I’d love to hear your thoughts in the comments, and please consider supporting my work via a paid subscription if this is an option for you.
Weekly links
• D. Graham Burnett’s book The Sounding of the Whale, is, incidentally, the most unusual and delightful book about the history of cetacean science you will ever read. I relied on his chapter about John C. Lilly extensively when I was writing the “dolphins on LSD” part of Tripping on Utopia.
• “The fragmentary letter was found preserved inside a 1608 book by Johannes Piscator, an almost 1,000-page tome dissecting biblical texts. The letter was not tucked into the pages as bookmark or memento but was part of the book’s very construction, as strips of wastepaper deployed as padding to prevent the text block from chafing against the binding.” New findings about Shakespeare’s relationships with his wife, Anne Hathaway (Washington Post).
• Congratulations to the UNC historian Kathleen DuVal, whose most recent book Native Nations: A Millennium in North America won the Pulitzer prize for best work of history this week. DuVal’s The Native Ground (2006) is among the more interesting history books I’ve ever read, and I’m looking forward to reading her new book.
And if you happen to be the sort of person who makes donations to universities and would like to support that cancelled NEH grant, please email me at bebreen [at] ucsc [dot] edu.
This is great, thank you. I am a grad student in the philosophy department at SFSU and teach critical thinking. This semester I pivoted my entire class toward a course design that feels more like running an obstacle course with AI than engaging with Plato. And my students are into it. As undergrads they are overwhelmingly (and honestly, depressingly) concerned with taking as many units as they can and this idea of "AI-Hackable" classes resonates clearly. So pushing them to figure out how to use the tools in service to the critical thinking skills that I want them to develop has been fun and challenging for all of us, and they seem to appreciate it! Cheers.

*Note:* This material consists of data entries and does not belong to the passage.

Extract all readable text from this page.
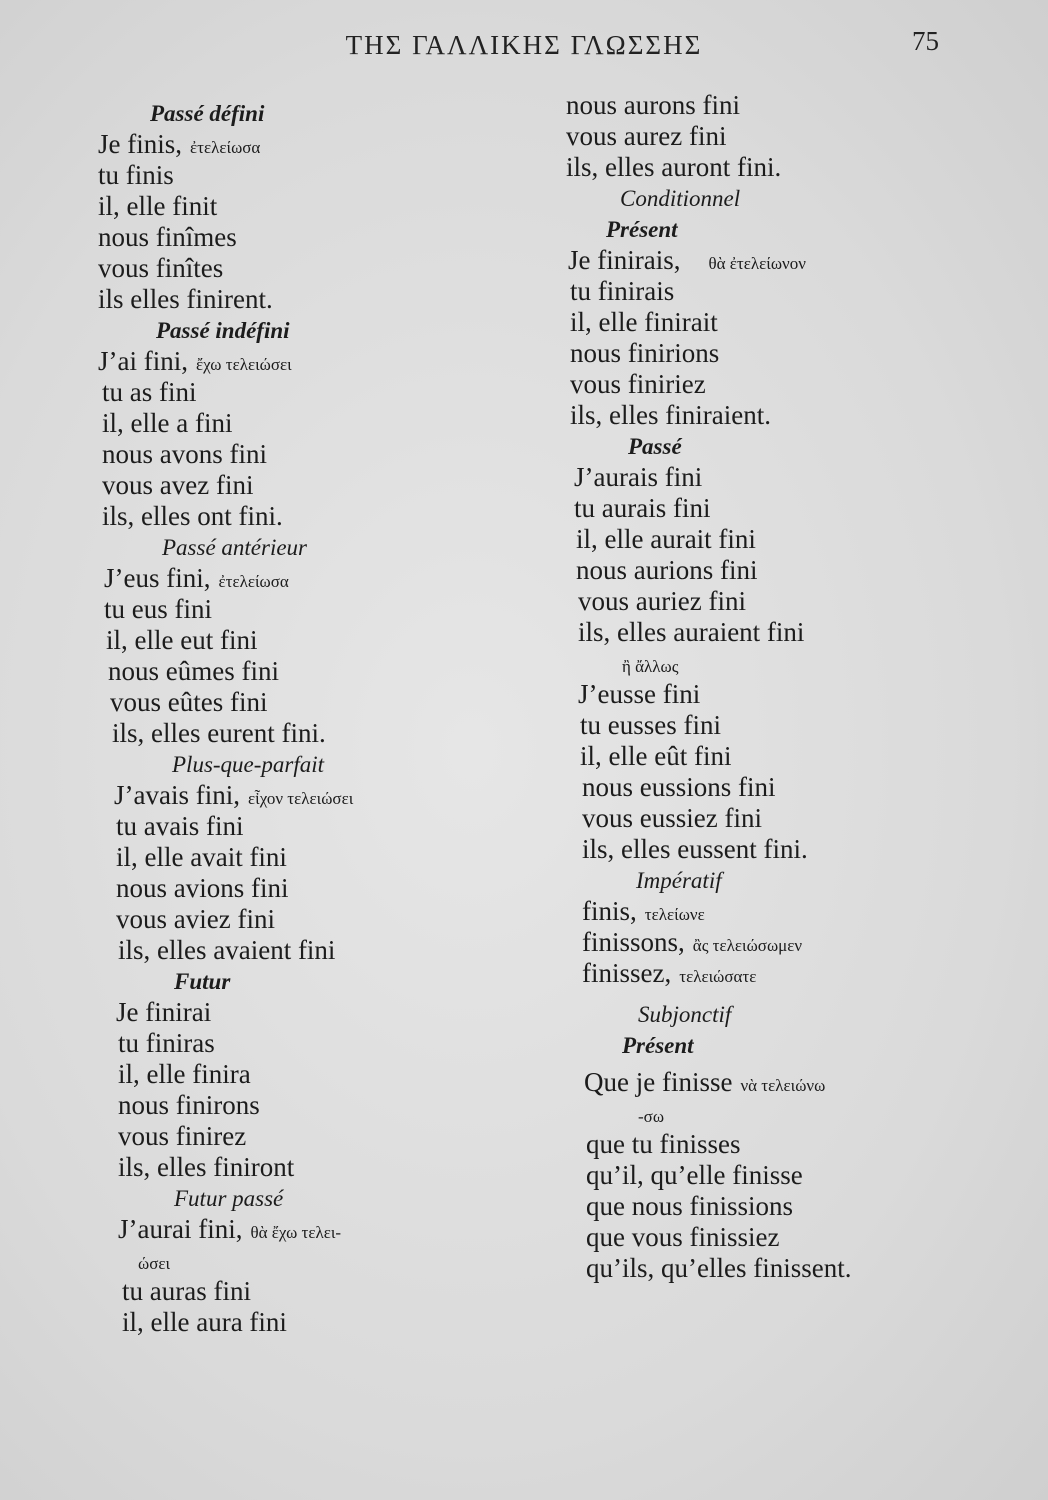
ΤΗΣ ΓΑΛΛΙΚΗΣ ΓΛΩΣΣΗΣ	75
Passé défini
Je finis, ἐτελείωσα
tu finis
il, elle finit
nous finîmes
vous finîtes
ils elles finirent.
Passé indéfini
J’ai fini, ἔχω τελειώσει
tu as fini
il, elle a fini
nous avons fini
vous avez fini
ils, elles ont fini.
Passé antérieur
J’eus fini, ἐτελείωσα
tu eus fini
il, elle eut fini
nous eûmes fini
vous eûtes fini
ils, elles eurent fini.
Plus-que-parfait
J’avais fini, εἶχον τελειώσει
tu avais fini
il, elle avait fini
nous avions fini
vous aviez fini
ils, elles avaient fini
Futur
Je finirai
tu finiras
il, elle finira
nous finirons
vous finirez
ils, elles finiront
Futur passé
J’aurai fini, θὰ ἔχω τελει-
ώσει
tu auras fini
il, elle aura fini
nous aurons fini
vous aurez fini
ils, elles auront fini.
Conditionnel
Présent
Je finirais, θὰ ἐτελείωνον
tu finirais
il, elle finirait
nous finirions
vous finiriez
ils, elles finiraient.
Passé
J’aurais fini
tu aurais fini
il, elle aurait fini
nous aurions fini
vous auriez fini
ils, elles auraient fini
ἢ ἄλλως
J’eusse fini
tu eusses fini
il, elle eût fini
nous eussions fini
vous eussiez fini
ils, elles eussent fini.
Impératif
finis, τελείωνε
finissons, ἂς τελειώσωμεν
finissez, τελειώσατε
Subjonctif
Présent
Que je finisse νὰ τελειώνω
-σω
que tu finisses
qu’il, qu’elle finisse
que nous finissions
que vous finissiez
qu’ils, qu’elles finissent.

High school teacher here--I teach classes on government, economics, and philosophy--and I really appreciated your take here. It matches a lot of what I have been grappling with over the last several years!
I'm wondering if we are overdue for a broader cultural reckoning around *what education is for*. In light of the New Yorker piece on rampant AI use, some have pointed out that this outcome felt all but inevitable in a system steeped in extrinsic motivators (like grades) and that sort of relied on intrinsic motivation happening ✨all by itself✨
There seem to be some much deeper questions around the neoliberal administration of education, as well. Testing, scoring, and grades are all instruments to "fairly" distribute scarce educational resources to those deemed most deserving. Are these suppositions due for revision?
Your takeaway that this needs to be treated as a valuable tool that will make new and better forms of education possible is the most important part. Like books, or the internet, LLMs give us a new way of interacting with information, and now we need to figure out the best way to deploy it in service of learning. It doesn't get to be optional--it feels existential.